On Tuesday, the state of Nevada and the federal government announced that they had elected to intervene in a complaint filed by two relators under the False Claims Act against Creekside Hospice II LLC (“Creekside”) that alleges that it aggressively lured non-terminally ill patients into its care in order to fraudulently seek reimbursement from Medicare and Medicaid since at least 2010. Creekside allegedly paid bonuses to employees who sold its inpatient services to people who did not have the requisite prognoses of six months or less to live and falsified patient medical records accordingly. The hospice received $66.56 million in payments from Medicare between April 2010 and March 2013, and an additional $4.73 million from the Nevada Medicaid program throughout the same period. Creekside’s hospice operations are primarily financed through the receipt of Medicare and Medicaid dollars, with approximately 90% of its revenue is derived from government health care programs.
According to relators Joanne Cretney-Tsosie and Veneta Lepera, Creekside focused on maximizing Medicare and Medicaid reimbursement for as many patients as possible while disregarding patients’ medical needs and regulatory requirements. The director of operations also allegedly discouraged employees from permitting any patients or their families from revoking their election to accept hospice benefits and from permitting patients to be discharged. It also allegedly regularly ignored the concerns expressed by its own physicians and nurses as to the appropriateness of the care that its hospice patients were receiving since they were not, in fact, terminally ill. Medical staff were allegedly instructed to “beef up” patient records and documentation to support hospice eligibility. Medical staff were specifically encouraged to include language in the medical record indicating the patient’s health was declining, even when the information was inaccurate.

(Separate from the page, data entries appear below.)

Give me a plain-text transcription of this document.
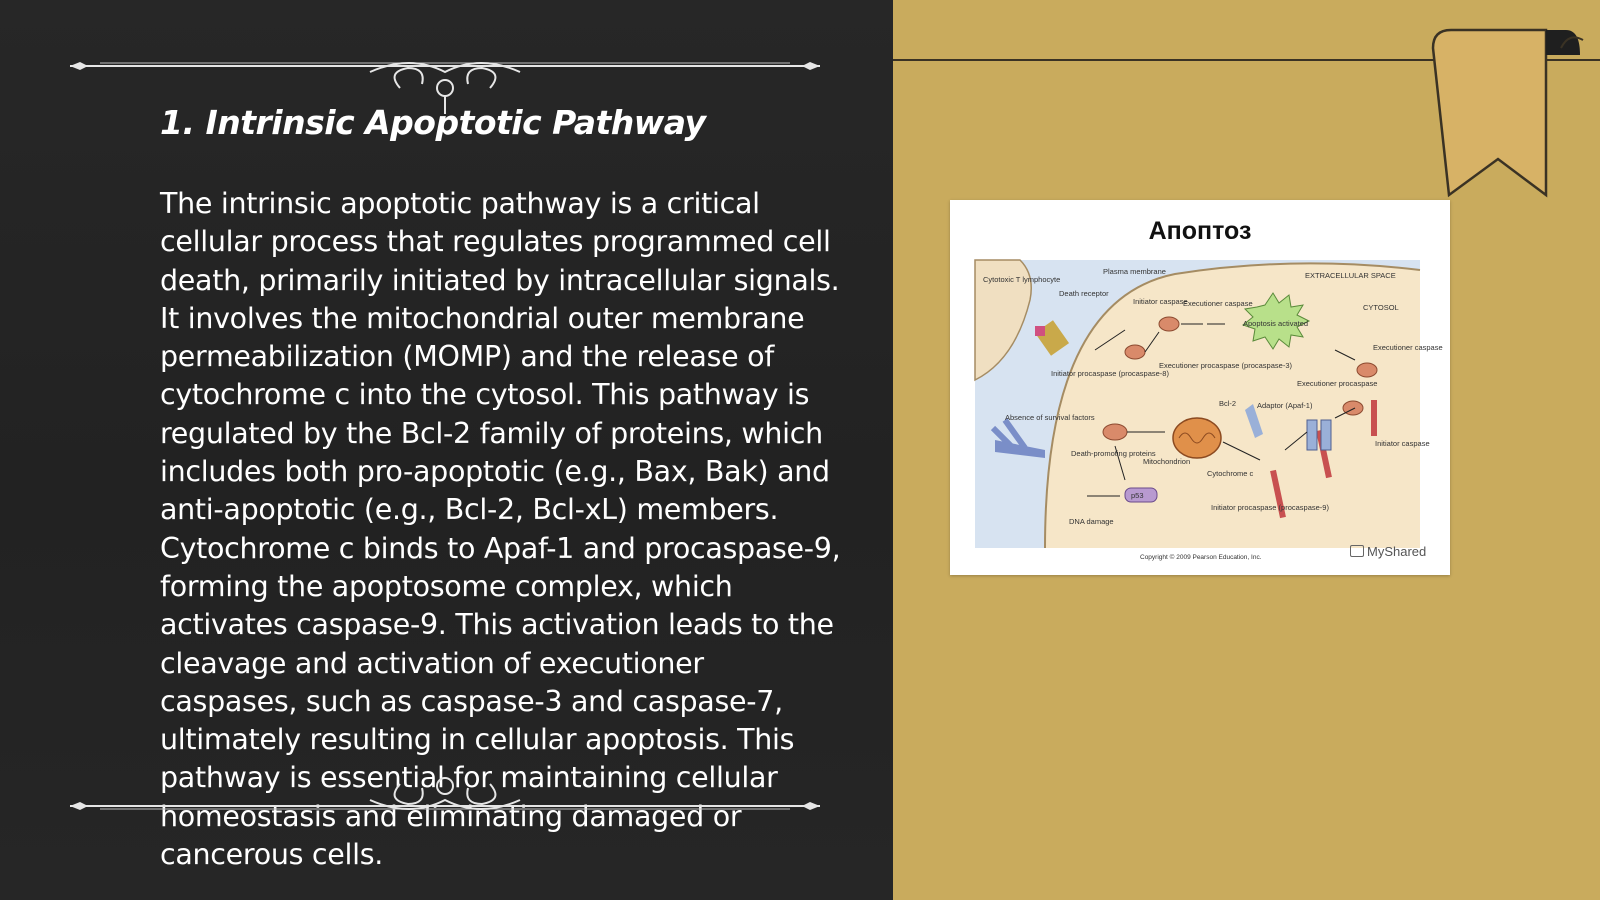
1. Intrinsic Apoptotic Pathway

The intrinsic apoptotic pathway is a critical cellular process that regulates programmed cell death, primarily initiated by intracellular signals. It involves the mitochondrial outer membrane permeabilization (MOMP) and the release of cytochrome c into the cytosol. This pathway is regulated by the Bcl-2 family of proteins, which includes both pro-apoptotic (e.g., Bax, Bak) and anti-apoptotic (e.g., Bcl-2, Bcl-xL) members. Cytochrome c binds to Apaf-1 and procaspase-9, forming the apoptosome complex, which activates caspase-9. This activation leads to the cleavage and activation of executioner caspases, such as caspase-3 and caspase-7, ultimately resulting in cellular apoptosis. This pathway is essential for maintaining cellular homeostasis and eliminating damaged or cancerous cells.

Апоптоз
p53
Cytotoxic T lymphocyte
Plasma membrane	EXTRACELLULAR SPACE
CYTOSOL
Death receptor
Initiator caspase
Executioner caspase
Apoptosis activated
Initiator procaspase (procaspase-8)
Executioner procaspase (procaspase-3)
Executioner caspase
Executioner procaspase
Absence of survival factors
Death-promoting proteins
Mitochondrion
Bcl-2	Adaptor (Apaf-1)
Cytochrome c
Initiator caspase
Initiator procaspase (procaspase-9)
DNA damage

Copyright © 2009 Pearson Education, Inc.	MyShared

Creekside referred to this practice as “Chart Saving.” For example, one Creekside nurse wrote to another nurse in an email: “I’m a little concerned with the [chronic obstructive pulmonary disease diagnosis], but we can try. I looked over your documentation and you have been very ‘positive.’ And I know it is because we thought he was coming off…but start focusing on his negatives please ;-)”
Creekside’s corporate culture also allegedly encouraged its marketing and clinical staff to admit as many patients as possible, regardless of eligibility, by selecting “yes people” as admissions nurses and paying incentive bonuses. In one instance, a Creekside employee allegedly e-mailed the executive director of the hospice to report that that she “had 29 admits last month, missed my goal by 1. Yahoo!! Not bad right.? :)” When the employee further indicated that she would try to achieve similar performance for the next month, the executive director allegedly responded with, “I will bonus you 500 this pay day. You really are my shining star and my friend.” The relators also claim that marketing employees were authorized and encourage to provide monetary and non-monetary incentives to referral sources, such as doctors, nurses, and other health care professionals. Incentives provided included cash, dinners, spa treatments, and donations of durable medical equipment.

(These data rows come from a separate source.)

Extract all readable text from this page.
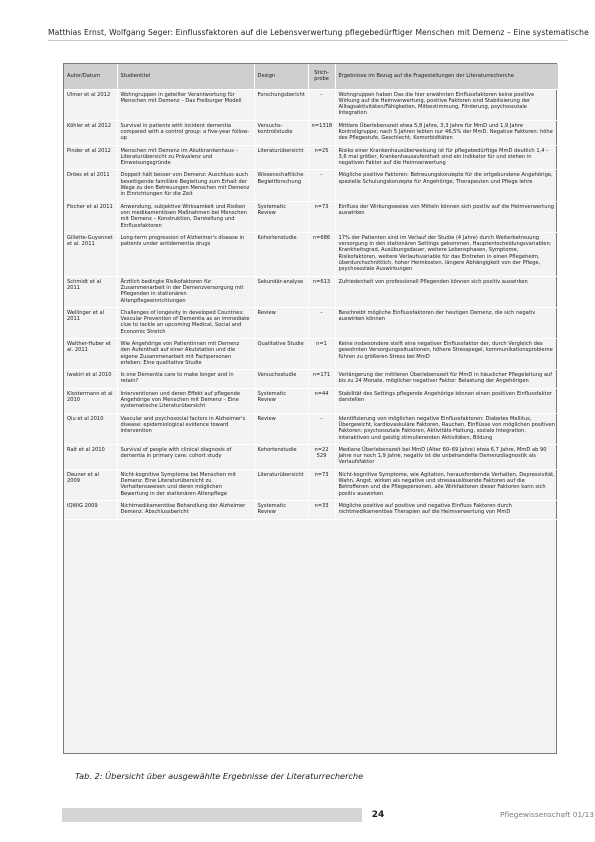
Matthias Ernst, Wolfgang Seger: Einflussfaktoren auf die Lebensverwertung pflegebedürftiger Menschen mit Demenz – Eine systematische
Autor/Datum	Studientitel	Design	Stich-probe	Ergebnisse im Bezug auf die Fragestellungen der Literaturrecherche
Ulmer et al 2012	Wohngruppen in geteilter Verantwortung für Menschen mit Demenz – Das Freiburger Modell	Forschungsbericht	–	Wohngruppen haben Das die hier erwähnten Einflussfaktoren keine positive Wirkung auf die Heimverwertung, positive Faktoren sind Stabilisierung der Alltagsaktivitäten/Fähigkeiten, Mitbestimmung, Förderung, psychosoziale Integration
Köhler et al 2012	Survival in patients with incident dementia compared with a control group: a five-year follow-up	Versuchs-kontrollstudie	n=1318	Mittlere Überlebenszeit etwa 5,8 Jahre, 3,3 Jahre für MmD und 1,9 Jahre Kontrollgruppe; nach 5 Jahren lebten nur 46,5% der MmD. Negative Faktoren: höhe des Pflegestufe, Geschlecht, Komorbiditäten
Pinder et al 2012	Menschen mit Demenz im Akutkrankenhaus – Literaturübersicht zu Prävalenz und Einweisungsgründe	Literaturübersicht	n=25	Risiko einer Krankenhausüberweisung ist für pflegebedürftige MmD deutlich 1,4 – 3,6 mal größer, Krankenhausaufenthalt sind ein Indikator für und stehen in negativen Faktor auf die Heimverwertung
Dröes et al 2011	Doppelt hält besser von Demenz: Auschluss auch beseitigende familiäre Begleitung zum Erhalt der Wege zu den Betreuungen Menschen mit Demenz in Einrichtungen für die Zeit	Wissenschaftliche Begleitforschung	–	Mögliche positive Faktoren: Betreuungskonzepte für die ortgebundene Angehörige, spezielle Schulungskonzepte für Angehörige, Therapeuten und Pflege lehre
Fischer et al 2011	Anwendung, subjektive Wirksamkeit und Risiken von medikamentösen Maßnahmen bei Menschen mit Demenz – Konstruktion, Darstellung und Einflussfaktoren	Systematic Review	n=73	Einfluss der Wirkungsweise von Mitteln können sich positiv auf die Heimverwertung auswirken
Gillette-Guyonnet et al. 2011	Long-term progression of Alzheimer's disease in patients under antidementia drugs	Kohortenstudie	n=686	17% der Patienten sind im Verlauf der Studie (4 Jahre) durch Weiterbetreuung versorgung in den stationären Settings gekommen, Hauptentscheidungsvariablen: Krankheitsgrad, Ausübungsdauer, weitere Lebensphasen, Symptome, Risikofaktoren, weitere Verlaufsvariable für das Eintreten in einen Pflegeheim, überdurchschnittlich, hoher Heimkosten, längere Abhängigkeit von der Pflege, psychosoziale Auswirkungen
Schmidt et al 2011	Ärztlich bedingte Risikofaktoren für Zusammenarbeit in der Demenzversorgung mit Pflegenden in stationären Altenpflegeeinrichtungen	Sekundär-analyse	n=613	Zufriedenheit von professionell Pflegenden können sich positiv auswirken
Wellinger et al 2011	Challenges of longevity in developed Countries: Vascular Prevention of Dementia as an immediate clue to tackle an upcoming Medical, Social and Economic Stretch	Review	–	Beschreibt mögliche Einflussfaktoren der heutigen Demenz, die sich negativ auswirken können
Walther-Huber et al. 2011	Wie Angehörige von Patientinnen mit Demenz den Aufenthalt auf einer Akutstation und die eigene Zusammenarbeit mit Fachpersonen erleben: Eine qualitative Studie	Qualitative Studie	n=1	Keine insbesondere stellt eine negativer Einflussfaktor der, durch Vergleich des gewohnten Versorgungssituationen, höhere Stresspegel, kommunikationsprobleme führen zu größeren Stress bei MmD
Iwakiri et al 2010	Is one Dementia care to make longer and in retain?	Versuchsstudie	n=171	Verlängerung der mittleren Überlebenszeit für MmD in häuslicher Pflegeleitung auf bis zu 24 Monate, möglicher negativer Faktor: Belastung der Angehörigen
Klostermann et al 2010	Interventionen und deren Effekt auf pflegende Angehörige von Menschen mit Demenz – Eine systematische Literaturübersicht	Systematic Review	n=44	Stabilität des Settings pflegende Angehörige können einen positiven Einflussfaktor darstellen
Qiu et al 2010	Vascular and psychosocial factors in Alzheimer's disease: epidemiological evidence toward intervention	Review	–	Identifizierung von möglichen negative Einflussfaktoren: Diabetes Mellitus, Übergewicht, kardiovaskuläre Faktoren, Rauchen, Einflüsse von möglichen positiven Faktoren: psychosoziale Faktoren, Aktivitäts-Haltung, soziale Integration, interaktiven und geistig stimulierenden Aktivitäten, Bildung
Rait et al 2010	Survival of people with clinical diagnosis of dementia in primary care: cohort study	Kohortenstudie	n=22 529	Mediane Überlebenszeit bei MmD (Alter 60–69 Jahre) etwa 6,7 Jahre, MmD ab 90 Jahre nur noch 1,9 Jahre, negativ ist die unbehandelte Demenzdiagnostik als Verlaufsfaktor
Deuner et al 2009	Nicht-kognitive Symptome bei Menschen mit Demenz. Eine Literaturübersicht zu Verhaltensweisen und deren möglichen Bewertung in der stationären Altenpflege	Literaturübersicht	n=73	Nicht-kognitive Symptome, wie Agitation, herausfordernde Verhalten, Depressivität, Wahn, Angst, wirken als negative und stressauslösende Faktoren auf die Betroffenen und die Pflegepersonen, alle Wirkfaktoren dieser Faktoren kann sich positiv auswirken
IQWiG 2009	Nichtmedikamentöse Behandlung der Alzheimer Demenz. Abschlussbericht	Systematic Review	n=33	Mögliche positive auf positive und negative Einfluss Faktoren durch nichtmedikamentöse Therapien auf die Heimverwertung von MmD
Tab. 2: Übersicht über ausgewählte Ergebnisse der Literaturrecherche
24	Pflegewissenschaft 01/13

Hospice companies like Creekside are entitled to receive Medicare and Medicaid funds for hospice services provided to patients who are “terminally ill.” Federal regulations consider a person as terminally ill when they have a medical prognosis of a life expectancy of 6 months or less if the illness runs its normal course. Electing the hospice benefit is a critical decision for an individual because he or she is simultaneously electing to cease further curative care for his or her terminal illness. Hospice is therefore designed to provide patients with palliative care (care designed to relieve pain, symptoms, or stress of terminal illness) instead of curative care (care designed to cure an illness or condition). Hospice palliative care includes a comprehensive set of medical, social, psychological, emotional, and spiritual services for terminally ill individuals.
To qualify for reimbursement, hospice services must be reasonable and necessary for the palliation and management of a patient’s terminal illness as well as related conditions. Hospices are paid a per diem rate by Medicare based on the number of days and level of care provided. Medicaid generally provides the same coverage. Because it is not feasible for the Medicare and Medicaid programs or its contractors to review the patient files for the millions of claims it receives from hospice providers, they rely on the hospices to submit genuine claims by requiring compliance with government health care program regulations. Reimbursement is also conditioned upon the submission of certifications and other documents by hospice providers.